Si l'on veut faciliter la recherche, il faut ouvrir immédiatement tous les fonds d'archives, y compris ceux dissimulés en France sous l'article L 2013-2 du Code du patrimoine de 2008 (archives incommunicables) et ceux de l'article 25 de la loi de prévention des actes terroristes du 30 juillet 2021.
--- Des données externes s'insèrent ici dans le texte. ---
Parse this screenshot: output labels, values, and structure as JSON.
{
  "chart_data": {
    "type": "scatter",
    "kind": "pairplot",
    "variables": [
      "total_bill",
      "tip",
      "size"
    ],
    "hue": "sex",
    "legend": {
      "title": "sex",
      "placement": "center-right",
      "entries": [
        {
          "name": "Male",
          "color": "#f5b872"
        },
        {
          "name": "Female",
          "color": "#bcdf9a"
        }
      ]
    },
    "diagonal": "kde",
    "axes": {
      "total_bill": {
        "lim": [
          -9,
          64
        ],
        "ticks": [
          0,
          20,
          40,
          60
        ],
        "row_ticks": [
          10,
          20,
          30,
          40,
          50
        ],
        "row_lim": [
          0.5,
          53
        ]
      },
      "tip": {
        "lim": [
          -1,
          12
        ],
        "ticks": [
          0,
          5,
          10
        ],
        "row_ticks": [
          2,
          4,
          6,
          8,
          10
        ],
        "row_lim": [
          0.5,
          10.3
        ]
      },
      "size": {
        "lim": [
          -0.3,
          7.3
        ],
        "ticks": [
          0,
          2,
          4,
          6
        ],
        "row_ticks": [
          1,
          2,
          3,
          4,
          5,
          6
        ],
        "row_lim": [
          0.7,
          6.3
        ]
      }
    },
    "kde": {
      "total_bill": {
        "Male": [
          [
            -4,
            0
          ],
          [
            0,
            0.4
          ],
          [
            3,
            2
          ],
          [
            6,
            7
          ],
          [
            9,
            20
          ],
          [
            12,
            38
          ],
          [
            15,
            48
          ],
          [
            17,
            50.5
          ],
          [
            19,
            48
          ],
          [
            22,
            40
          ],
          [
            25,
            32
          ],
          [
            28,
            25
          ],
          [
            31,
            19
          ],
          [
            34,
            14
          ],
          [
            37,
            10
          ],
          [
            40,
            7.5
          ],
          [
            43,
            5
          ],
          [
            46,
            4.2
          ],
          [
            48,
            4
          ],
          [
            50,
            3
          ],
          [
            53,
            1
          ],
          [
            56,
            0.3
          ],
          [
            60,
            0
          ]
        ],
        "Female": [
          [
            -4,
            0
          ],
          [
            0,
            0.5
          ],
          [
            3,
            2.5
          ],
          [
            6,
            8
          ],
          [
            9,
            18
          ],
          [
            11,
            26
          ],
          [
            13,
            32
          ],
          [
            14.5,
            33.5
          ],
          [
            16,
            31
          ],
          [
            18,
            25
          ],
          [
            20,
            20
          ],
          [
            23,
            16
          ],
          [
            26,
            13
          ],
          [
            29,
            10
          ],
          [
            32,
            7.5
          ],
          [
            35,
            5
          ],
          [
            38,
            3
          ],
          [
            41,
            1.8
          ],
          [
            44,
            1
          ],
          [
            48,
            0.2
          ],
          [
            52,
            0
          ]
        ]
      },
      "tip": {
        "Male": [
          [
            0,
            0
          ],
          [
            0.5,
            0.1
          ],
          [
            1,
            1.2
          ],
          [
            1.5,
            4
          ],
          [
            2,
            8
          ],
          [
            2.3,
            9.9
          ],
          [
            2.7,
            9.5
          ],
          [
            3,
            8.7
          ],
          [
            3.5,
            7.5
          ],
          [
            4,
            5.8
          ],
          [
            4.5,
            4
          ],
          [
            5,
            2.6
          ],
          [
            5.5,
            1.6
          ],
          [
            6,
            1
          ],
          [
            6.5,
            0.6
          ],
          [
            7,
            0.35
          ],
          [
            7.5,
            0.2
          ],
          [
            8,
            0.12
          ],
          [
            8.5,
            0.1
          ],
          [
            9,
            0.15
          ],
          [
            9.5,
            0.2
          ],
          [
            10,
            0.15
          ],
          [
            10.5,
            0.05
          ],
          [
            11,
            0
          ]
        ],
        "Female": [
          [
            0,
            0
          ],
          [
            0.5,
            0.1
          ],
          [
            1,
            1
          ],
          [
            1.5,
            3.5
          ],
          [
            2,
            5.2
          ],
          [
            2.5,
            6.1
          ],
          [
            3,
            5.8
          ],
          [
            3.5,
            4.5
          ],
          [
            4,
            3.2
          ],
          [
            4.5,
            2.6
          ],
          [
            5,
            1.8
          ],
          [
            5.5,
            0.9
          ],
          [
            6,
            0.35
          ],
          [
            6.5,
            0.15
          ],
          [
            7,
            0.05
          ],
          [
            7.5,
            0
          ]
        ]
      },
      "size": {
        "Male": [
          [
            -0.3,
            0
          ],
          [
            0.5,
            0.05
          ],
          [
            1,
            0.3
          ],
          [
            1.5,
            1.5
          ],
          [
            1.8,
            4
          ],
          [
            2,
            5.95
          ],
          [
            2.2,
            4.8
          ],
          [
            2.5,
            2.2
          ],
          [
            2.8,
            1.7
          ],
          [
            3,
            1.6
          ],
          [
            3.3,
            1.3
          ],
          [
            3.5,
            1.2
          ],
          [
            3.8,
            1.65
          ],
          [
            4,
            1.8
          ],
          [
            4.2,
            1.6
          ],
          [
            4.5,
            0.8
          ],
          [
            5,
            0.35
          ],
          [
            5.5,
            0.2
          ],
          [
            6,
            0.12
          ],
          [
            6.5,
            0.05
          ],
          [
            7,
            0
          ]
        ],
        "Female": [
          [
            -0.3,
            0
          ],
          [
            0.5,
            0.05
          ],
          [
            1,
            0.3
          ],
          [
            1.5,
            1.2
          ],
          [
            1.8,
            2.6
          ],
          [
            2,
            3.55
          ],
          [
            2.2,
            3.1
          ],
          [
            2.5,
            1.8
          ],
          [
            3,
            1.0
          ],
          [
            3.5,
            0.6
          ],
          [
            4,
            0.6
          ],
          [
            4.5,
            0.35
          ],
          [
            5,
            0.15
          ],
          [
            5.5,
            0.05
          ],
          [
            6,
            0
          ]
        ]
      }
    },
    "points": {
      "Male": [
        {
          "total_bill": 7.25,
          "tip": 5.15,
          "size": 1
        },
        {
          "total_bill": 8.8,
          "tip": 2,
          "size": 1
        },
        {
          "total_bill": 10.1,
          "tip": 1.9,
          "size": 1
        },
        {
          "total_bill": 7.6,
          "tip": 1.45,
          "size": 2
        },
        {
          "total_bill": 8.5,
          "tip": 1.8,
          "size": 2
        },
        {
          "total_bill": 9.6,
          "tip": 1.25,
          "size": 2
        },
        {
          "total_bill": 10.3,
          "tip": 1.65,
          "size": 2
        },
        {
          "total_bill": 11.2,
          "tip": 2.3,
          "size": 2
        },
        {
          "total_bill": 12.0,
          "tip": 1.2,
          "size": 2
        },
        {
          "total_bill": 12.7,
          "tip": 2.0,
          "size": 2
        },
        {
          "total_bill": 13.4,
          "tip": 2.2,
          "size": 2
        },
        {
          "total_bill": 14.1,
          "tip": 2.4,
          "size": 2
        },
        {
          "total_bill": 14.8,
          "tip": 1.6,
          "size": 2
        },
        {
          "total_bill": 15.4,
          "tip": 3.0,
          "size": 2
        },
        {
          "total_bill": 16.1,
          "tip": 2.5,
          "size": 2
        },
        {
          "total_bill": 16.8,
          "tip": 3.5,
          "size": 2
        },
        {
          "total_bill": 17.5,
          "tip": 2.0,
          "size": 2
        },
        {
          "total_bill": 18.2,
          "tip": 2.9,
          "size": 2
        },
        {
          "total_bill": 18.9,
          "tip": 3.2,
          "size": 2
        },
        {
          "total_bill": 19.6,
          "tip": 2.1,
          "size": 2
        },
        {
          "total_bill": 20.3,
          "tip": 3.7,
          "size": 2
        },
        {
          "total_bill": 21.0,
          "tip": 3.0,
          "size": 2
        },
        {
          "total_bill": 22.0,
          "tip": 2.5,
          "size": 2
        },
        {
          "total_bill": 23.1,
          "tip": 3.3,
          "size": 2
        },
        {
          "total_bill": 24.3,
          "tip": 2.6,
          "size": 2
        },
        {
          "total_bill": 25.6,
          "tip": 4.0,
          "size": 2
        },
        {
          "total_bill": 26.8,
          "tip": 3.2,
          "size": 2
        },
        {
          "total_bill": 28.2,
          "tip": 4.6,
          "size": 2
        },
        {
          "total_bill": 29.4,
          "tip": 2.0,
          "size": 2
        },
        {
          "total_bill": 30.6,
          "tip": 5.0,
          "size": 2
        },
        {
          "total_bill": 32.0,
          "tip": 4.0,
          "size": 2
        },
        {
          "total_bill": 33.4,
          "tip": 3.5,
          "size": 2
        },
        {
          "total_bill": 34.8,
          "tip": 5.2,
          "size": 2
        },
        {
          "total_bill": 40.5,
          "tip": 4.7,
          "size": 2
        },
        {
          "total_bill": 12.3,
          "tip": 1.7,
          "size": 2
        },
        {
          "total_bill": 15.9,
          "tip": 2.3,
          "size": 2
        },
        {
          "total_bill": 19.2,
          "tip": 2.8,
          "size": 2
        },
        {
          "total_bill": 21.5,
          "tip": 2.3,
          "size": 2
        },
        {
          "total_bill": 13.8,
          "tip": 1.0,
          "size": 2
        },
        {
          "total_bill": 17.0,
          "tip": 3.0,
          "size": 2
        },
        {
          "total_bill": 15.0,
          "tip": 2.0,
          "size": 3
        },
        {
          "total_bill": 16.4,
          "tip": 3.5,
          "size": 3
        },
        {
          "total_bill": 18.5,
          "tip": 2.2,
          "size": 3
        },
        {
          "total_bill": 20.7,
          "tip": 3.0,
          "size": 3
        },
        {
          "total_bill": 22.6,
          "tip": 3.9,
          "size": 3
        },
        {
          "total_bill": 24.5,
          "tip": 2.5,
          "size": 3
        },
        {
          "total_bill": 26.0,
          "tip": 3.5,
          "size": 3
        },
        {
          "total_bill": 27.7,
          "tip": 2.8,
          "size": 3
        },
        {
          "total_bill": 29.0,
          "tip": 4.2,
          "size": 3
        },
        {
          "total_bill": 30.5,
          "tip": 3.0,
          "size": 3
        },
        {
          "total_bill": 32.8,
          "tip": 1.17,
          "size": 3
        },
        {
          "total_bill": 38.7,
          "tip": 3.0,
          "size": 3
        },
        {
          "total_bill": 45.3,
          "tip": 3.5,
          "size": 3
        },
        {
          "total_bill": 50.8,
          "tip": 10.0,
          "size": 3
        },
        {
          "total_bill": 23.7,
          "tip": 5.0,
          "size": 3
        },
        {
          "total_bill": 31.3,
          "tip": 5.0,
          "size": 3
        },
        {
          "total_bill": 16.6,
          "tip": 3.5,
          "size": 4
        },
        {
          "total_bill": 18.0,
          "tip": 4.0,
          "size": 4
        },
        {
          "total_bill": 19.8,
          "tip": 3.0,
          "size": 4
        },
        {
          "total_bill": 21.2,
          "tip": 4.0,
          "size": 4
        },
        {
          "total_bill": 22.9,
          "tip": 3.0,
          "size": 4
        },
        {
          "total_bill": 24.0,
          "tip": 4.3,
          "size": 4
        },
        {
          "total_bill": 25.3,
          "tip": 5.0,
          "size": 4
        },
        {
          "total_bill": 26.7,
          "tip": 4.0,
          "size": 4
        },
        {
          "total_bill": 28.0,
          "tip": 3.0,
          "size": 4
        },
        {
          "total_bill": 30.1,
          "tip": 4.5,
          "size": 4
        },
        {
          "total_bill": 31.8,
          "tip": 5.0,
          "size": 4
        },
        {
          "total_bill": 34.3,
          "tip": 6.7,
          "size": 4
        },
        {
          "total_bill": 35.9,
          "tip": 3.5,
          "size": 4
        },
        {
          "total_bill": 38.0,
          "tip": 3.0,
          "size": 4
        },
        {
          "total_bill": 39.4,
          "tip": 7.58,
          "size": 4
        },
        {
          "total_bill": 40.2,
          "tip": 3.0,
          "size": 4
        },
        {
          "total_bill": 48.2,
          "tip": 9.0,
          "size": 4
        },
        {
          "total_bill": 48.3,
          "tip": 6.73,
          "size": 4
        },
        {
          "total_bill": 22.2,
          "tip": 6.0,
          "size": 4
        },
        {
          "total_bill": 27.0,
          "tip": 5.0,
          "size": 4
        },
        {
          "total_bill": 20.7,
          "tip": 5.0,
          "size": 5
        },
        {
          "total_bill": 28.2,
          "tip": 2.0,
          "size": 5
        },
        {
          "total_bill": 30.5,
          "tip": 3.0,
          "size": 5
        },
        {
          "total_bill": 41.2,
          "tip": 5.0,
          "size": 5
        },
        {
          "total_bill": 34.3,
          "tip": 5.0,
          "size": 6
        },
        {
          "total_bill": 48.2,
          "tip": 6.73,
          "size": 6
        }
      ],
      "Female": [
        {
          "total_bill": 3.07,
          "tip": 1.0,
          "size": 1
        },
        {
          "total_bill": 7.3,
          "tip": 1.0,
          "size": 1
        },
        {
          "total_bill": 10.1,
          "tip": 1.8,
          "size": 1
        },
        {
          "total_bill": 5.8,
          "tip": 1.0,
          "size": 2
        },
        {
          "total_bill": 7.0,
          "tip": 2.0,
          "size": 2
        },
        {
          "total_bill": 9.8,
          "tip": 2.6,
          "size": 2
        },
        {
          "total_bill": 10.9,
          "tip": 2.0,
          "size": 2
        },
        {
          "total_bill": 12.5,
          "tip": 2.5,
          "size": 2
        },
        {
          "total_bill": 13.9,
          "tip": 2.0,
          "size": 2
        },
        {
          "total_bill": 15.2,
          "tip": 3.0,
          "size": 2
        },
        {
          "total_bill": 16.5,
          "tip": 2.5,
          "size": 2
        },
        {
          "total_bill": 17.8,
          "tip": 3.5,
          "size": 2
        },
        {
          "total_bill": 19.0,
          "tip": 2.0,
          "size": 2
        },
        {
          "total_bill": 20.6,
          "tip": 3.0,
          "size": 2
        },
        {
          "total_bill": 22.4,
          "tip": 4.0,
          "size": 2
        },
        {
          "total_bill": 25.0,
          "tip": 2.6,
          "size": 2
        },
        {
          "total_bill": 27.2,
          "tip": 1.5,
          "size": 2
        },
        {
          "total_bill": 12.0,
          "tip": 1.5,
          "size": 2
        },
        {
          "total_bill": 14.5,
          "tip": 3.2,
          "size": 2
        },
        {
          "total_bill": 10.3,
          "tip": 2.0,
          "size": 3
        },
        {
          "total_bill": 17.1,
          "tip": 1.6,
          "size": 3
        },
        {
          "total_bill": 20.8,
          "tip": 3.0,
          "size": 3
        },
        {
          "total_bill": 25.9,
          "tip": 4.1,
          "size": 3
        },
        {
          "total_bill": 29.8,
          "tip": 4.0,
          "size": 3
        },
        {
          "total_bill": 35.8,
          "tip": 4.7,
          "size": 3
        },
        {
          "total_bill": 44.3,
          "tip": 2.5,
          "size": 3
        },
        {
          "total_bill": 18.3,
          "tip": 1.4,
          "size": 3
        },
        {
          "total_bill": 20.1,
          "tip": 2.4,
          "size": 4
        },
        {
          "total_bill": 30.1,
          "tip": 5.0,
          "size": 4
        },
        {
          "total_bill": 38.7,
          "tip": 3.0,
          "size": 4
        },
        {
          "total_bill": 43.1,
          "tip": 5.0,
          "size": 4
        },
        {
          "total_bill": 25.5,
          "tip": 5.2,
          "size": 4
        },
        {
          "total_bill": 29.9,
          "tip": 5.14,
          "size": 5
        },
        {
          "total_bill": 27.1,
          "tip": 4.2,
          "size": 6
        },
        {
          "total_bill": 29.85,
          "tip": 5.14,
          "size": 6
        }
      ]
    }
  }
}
Ce que défendait le rapport Stora
Il faut créer des chaires universitaires, donner des bourses et des visas, permettre la mobilité et promouvoir les échanges universitaires entre les deux pays avec une ouverture totale des archives. «Stimuler» la recherche sur le long terme plutôt «qu'encadrer» et finalement «réduire l'accès aux fonds» à une commission fut elle mixte. Le rapport du professeur Benjamin Stora défend aussi cela. Il faut s'en souvenir. Il préconisait l'écriture d'une histoire partagée entre la France et l'Algérie, pas son encadrement dans une commission sous contrôle des deux États. Dans le journal La Croix du 12 septembre 2022, le professeur Stora souligne l'importance de la collecte des archives privées pour compléter les non-dits des archives publiques. Ce travail est, en effet, indispensable alors que les derniers témoins commencent à disparaître sous les assauts des diverses pandémies. Il est impératif de lancer immédiatement des collectes ciblées vers les familles des hautes personnalités militaires de l'époque (dont certains conservaient une copie des archives publiques militaires), des descendants des hommes politiques, des associations d'anciens combattants etc. pour ne pas que se dispersent ces fonds précieux. Beaucoup de collectes ont déjà été faites, en particulier par l'Office national des anciens combattants (Onac) mais il y a encore beaucoup à faire. Par exemple, les militaires de la Batterie armes spéciales (BAS) du 411e régiment d'artillerie antiaérienne, qui ont utilisé les premiers les armes chimiques, n'ont jamais été ciblés par une collecte systématique, tout comme les membres des sections de grottes du génie et de la Marine. Leurs apports seraient fondamentaux pour l'écriture de cette histoire, la recherche et l'identification des portés disparus en Algérie. Des moyens pourraient être prévus pour cela et un appel lancé. Faire oeuvre de vérité, ce n'est pas attendre que les derniers témoins fondamentaux disparaissent.
Plus de moyens aux archivistes
Il ne suffit pas de décréter l'ouverture des archives pour que celles-ci puissent être exploitables par les historiens. Les documents doivent être triés, classés, inventoriés, consignés dans des répertoires numériques détaillés, indexés, sauvegardés afin d'être communiqués et exploités par la recherche. Il faut donner les moyens aux archivistes d'entreprendre cet indispensable et lourd travail. La commission mixte doit consacrer des moyens à ce travail archivistique en Algérie, tout comme à la traduction des divers documents. En France, il faut accélérer la numérisation des fonds pour permettre la consultation à distance. C'est à ce prix que les recherches pourront réellement s'épanouir et que les sources seront croisées efficacement. Le travail est titanesque mais réellement passionnant à imaginer si les moyens financiers suivent la volonté politique. Il ne faut pas non plus négliger de prévoir des formations partagées pour les historiens français et algériens, afin qu'ils puissent exploiter le maquis archivistique des deux côtés de la Méditerranée. Enfin, il faut promouvoir des «projets de recherches mixtes», comme base de l'écriture d'une histoire partagée.


* Docteur en histoire de l’université d’Aix-Marseille et chercheur associé au laboratoire CHERPA (Sciences Po Aix)
et au Groupe de Recherche en Histoire (GRHis) de l’université de Rouen.